NMB (ZiG7.5 billion assets, ZiG1.5 billion market cap, US$55.56 million) shines in digital innovation, with 64% fee income, but its smaller scale limits loan and deposit growth.
FBC (ZiG19.9 billion assets, ZiG5.1 billion market cap, US$188.89 million) balances loans (ZiG9.56 billion) and fees, though its high loan-to-asset ratio risks exposure. ZB (ZiG13.547 billion assets, ZiG665.7 million market cap, US$24.66 million) shows resilience with 119% income growth, but its 40% deposit decline signals challenges.
Smaller banks punch above their weight through efficiency and innovation, while CBZ and FBC’s higher market caps ensure stability.
Outlook and Strategic Implications
Zimbabwe’s 2025 economic growth offers opportunities in agriculture and mining, but currency risks and global uncertainties persist. CBZ is well-positioned for SME and corporate lending, leveraging its deposit base, while First Capital’s NPL turnaround and lending growth enhance its competitiveness. NMB’s digital and funding strategies (US$70 million target) could boost market share, but ZB must address deposit declines.
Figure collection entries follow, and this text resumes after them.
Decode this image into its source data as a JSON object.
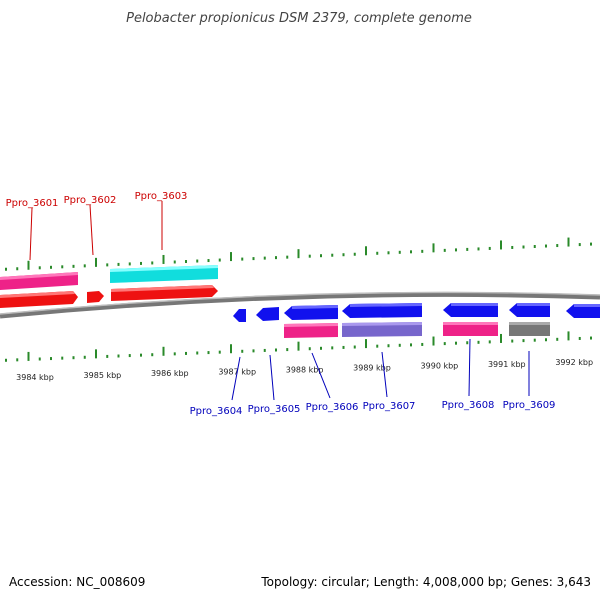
{
  "title": "Pelobacter propionicus DSM 2379, complete genome",
  "footer": {
    "accession": "Accession: NC_008609",
    "summary": "Topology: circular; Length: 4,008,000 bp; Genes: 3,643"
  },
  "colors": {
    "label_forward": "#cc0000",
    "label_reverse": "#0000bb",
    "tick": "#2a8a2a",
    "backbone": "#8a8a8a",
    "pink": "#ee2288",
    "red": "#ee1111",
    "cyan": "#11dddd",
    "blue": "#1111ee",
    "purple": "#7766cc",
    "grey": "#777777"
  },
  "scale_labels": [
    "3984 kbp",
    "3985 kbp",
    "3986 kbp",
    "3987 kbp",
    "3988 kbp",
    "3989 kbp",
    "3990 kbp",
    "3991 kbp",
    "3992 kbp"
  ],
  "genes_forward": [
    {
      "id": "Ppro_3601"
    },
    {
      "id": "Ppro_3602"
    },
    {
      "id": "Ppro_3603"
    }
  ],
  "genes_reverse": [
    {
      "id": "Ppro_3604"
    },
    {
      "id": "Ppro_3605"
    },
    {
      "id": "Ppro_3606"
    },
    {
      "id": "Ppro_3607"
    },
    {
      "id": "Ppro_3608"
    },
    {
      "id": "Ppro_3609"
    }
  ]
}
FBC’s loan-driven model requires robust risk management. Digitalisation and prudent lending will be critical, with smaller banks like NMB and First Capital driving innovation to capture tech-savvy customers. The sector’s consolidation, with FBC’s acquisition of Standard Chartered will reshape competition, emphasizing SME banking and financial inclusion.
Therefore, Zimbabwe’s banking sector in Q1 2025 reflects diverse strengths. CBZ leads in scale with a ZiG4.5 billion market cap, First Capital excels in NPL reduction and growth with a US$108 million market cap, NMB drives digital innovation with a ZiG1.5 billion market cap, FBC balances lending and fees with a ZiG5.1 billion market cap, and ZB shows resilience despite deposit challenges with a ZiG665.7 million market cap.
Size influences outcomes, but smaller banks leverage agility and technology to compete.